Если бы Ральф не знал и не чувствовал своего умения оскорблять тех, кого ненавидел, его взгляд, устремленный на Николасв, показал бы ему это умение во всей его полноте, когда он произносил приведенную выше речь. Хотя молодой человек был ни в чем не повинен, каждое лукавое обвинение причиняло боль, каждое хорошо обдуманное саркастическое замечание задевало за живое; и, видя его бледное лицо и дрожащие губы, Ральф поздравил себя с тем, как удачно выбирал он свои насмешки, рассчитанные на то, чтобы глубоко ранить юную и пылкую душу.
– Я ничего не могу поделать! – воскликнула миссис Никльби. – Я знаю, вы были очень добры к нам и много хотели сделать для моей дочери. Я в этом совершенно уверена; я знаю, что так было, и вы были очень любезны, пригласив ее к себе, и все такое… И, конечно, это имело бы огромное значение для нее, да и для меня. Но, знаете, деверь, я не могу, не могу отречься от родного сына, даже если он сделал все то, о чем вы говорите. Это немыслимо, я бы не могла на это пойти. И вот, Кэт, дорогая моя, придется нам испытать страдания и нищету. Думаю, что я это вынесу.
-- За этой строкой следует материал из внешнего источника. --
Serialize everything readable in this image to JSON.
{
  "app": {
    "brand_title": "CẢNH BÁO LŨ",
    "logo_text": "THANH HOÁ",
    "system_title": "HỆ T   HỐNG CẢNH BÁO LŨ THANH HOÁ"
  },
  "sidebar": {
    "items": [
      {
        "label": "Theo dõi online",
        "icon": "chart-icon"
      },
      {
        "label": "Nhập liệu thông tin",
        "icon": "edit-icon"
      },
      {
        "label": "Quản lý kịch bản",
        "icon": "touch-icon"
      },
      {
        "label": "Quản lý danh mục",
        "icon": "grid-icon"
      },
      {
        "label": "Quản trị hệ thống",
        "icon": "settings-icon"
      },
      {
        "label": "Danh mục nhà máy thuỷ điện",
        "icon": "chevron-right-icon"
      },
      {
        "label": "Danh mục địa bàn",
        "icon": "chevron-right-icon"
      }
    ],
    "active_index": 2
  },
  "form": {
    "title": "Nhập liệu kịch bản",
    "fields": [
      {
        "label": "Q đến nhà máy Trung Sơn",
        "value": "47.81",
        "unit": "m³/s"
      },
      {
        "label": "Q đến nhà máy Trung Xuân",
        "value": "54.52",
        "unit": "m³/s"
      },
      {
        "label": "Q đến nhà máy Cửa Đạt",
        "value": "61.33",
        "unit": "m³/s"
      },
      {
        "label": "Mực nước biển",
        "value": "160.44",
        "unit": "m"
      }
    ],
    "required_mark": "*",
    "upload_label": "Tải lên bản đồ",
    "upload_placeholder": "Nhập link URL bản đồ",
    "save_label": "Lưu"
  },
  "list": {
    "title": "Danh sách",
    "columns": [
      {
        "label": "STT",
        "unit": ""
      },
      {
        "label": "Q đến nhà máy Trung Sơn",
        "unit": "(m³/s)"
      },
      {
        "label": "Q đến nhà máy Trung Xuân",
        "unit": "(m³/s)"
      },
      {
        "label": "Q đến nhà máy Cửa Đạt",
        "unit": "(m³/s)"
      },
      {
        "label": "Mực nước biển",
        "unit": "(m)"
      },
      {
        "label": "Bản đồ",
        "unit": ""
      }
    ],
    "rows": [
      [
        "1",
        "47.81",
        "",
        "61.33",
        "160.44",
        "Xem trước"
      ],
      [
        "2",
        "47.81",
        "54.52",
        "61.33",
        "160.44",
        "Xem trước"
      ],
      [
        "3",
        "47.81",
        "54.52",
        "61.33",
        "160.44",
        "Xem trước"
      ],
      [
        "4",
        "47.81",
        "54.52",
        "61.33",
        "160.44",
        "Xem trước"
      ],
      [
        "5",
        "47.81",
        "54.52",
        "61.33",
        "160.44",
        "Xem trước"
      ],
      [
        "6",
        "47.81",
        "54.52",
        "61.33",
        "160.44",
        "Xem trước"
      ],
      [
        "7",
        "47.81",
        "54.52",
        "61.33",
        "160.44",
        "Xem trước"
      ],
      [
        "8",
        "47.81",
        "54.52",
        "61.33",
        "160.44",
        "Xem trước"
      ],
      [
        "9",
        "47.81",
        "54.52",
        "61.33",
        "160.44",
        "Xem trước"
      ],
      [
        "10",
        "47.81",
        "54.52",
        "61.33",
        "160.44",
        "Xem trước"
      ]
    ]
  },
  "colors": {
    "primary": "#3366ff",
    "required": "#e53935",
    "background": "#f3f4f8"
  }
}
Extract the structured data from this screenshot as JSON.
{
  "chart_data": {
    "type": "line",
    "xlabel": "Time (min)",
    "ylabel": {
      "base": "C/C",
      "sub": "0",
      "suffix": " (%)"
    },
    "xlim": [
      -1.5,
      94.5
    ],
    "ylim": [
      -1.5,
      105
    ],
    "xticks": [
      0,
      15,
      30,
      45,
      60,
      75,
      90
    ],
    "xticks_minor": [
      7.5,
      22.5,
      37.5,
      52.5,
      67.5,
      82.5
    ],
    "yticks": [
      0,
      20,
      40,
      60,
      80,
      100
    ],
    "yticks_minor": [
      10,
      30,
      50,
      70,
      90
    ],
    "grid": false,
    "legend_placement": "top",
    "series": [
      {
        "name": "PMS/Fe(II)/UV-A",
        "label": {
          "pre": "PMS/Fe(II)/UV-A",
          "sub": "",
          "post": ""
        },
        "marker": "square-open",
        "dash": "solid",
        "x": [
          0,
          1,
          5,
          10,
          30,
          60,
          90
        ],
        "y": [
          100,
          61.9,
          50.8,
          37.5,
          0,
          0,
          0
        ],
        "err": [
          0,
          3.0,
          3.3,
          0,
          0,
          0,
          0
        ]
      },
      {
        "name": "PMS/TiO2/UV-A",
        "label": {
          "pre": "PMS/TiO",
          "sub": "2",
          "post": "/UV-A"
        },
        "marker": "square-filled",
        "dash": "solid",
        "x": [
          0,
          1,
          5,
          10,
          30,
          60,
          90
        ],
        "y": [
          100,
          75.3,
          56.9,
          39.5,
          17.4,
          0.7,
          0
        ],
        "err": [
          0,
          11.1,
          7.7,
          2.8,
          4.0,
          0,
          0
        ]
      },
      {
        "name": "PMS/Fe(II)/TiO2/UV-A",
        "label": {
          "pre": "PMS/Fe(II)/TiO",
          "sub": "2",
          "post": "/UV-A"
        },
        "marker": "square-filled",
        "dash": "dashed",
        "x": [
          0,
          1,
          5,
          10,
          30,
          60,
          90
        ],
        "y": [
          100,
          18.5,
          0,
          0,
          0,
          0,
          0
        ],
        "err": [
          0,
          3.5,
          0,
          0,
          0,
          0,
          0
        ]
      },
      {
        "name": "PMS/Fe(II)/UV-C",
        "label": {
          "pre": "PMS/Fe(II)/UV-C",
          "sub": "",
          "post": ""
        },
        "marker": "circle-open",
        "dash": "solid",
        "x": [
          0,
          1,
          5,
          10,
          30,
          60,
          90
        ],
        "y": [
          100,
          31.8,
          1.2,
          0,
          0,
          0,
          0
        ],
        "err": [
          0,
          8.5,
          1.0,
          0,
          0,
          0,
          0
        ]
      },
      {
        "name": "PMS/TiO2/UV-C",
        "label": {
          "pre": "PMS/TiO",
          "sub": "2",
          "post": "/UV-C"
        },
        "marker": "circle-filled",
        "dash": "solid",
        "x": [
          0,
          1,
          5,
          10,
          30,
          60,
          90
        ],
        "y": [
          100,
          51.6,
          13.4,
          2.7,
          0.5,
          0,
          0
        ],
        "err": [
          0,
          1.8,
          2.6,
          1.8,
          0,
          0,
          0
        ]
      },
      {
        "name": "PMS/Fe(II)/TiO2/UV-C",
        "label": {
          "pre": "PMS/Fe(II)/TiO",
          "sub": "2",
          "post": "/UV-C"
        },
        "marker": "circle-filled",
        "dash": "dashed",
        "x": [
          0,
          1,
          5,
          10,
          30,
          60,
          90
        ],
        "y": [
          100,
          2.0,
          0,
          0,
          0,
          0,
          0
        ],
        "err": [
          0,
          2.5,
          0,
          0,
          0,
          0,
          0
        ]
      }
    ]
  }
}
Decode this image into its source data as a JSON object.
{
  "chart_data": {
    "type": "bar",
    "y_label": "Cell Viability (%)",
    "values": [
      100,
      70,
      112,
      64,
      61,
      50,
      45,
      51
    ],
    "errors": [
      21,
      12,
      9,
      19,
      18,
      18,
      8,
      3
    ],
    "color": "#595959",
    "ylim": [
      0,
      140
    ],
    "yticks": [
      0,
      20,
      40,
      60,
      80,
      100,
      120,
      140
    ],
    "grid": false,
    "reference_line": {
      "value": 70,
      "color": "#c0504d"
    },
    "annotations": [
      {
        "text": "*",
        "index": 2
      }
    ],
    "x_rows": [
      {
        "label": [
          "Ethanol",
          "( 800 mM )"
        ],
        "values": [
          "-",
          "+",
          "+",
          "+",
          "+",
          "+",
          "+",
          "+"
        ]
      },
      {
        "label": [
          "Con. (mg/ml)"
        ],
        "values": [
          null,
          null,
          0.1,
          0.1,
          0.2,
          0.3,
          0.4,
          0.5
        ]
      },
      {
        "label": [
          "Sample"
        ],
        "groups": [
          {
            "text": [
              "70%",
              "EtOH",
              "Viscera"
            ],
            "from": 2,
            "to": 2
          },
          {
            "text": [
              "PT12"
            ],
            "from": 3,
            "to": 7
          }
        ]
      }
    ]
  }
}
Изливая эти сожаления, а также изумительный поток других бессвязных замечаний, которые ни один смертный, кроме миссис Никльби, никогда не мог бы извергнуть, эта леди стала ломать руки, и слезы ее потекли быстрее.
– Почему вы сказали: «Если Николас сделал то, о чем вы говорите?» – с благородным негодованием спросила Кэт. – Вы знаете, что он этого не делал.
– Я не знаю, что думать, дорогая моя, – сказала миссис Никльби. – Николас в таком гневе, а твой дядя так хладнокровен, что я могу расслышать только его слова, а не то, что говорит Николас. Все равно, не будем больше толковать об этом! Я думаю, мы можем пойти в работный дом, или в богадельню, или в странноприимный дом святой Марии Магдалины, и чем скорее мы туда отправимся, тем лучше.
Перебрав как попало благотворительные учреждения, миссис Никльби снова залилась слезами.
– Стойте! – сказал Николас, когда Ральф повернулся к выходу. – Вам незачем уходить отсюда, потому что через минуту вы будете избавлены от моего присутствия, и не скоро, очень не скоро появлюсь я снова здесь.
– Николас, не говори так! – вскричала Кэт, бросаясь на щею брату. – Ты разобьешь мне сердце, дорогой мой брат! Мама, скажите же ему! Не обращай на нее внимания, Николас: она этого не думает, ты должен был бы знать ее лучше. Дядя, кто-нибудь, ради бога поговорите с ним!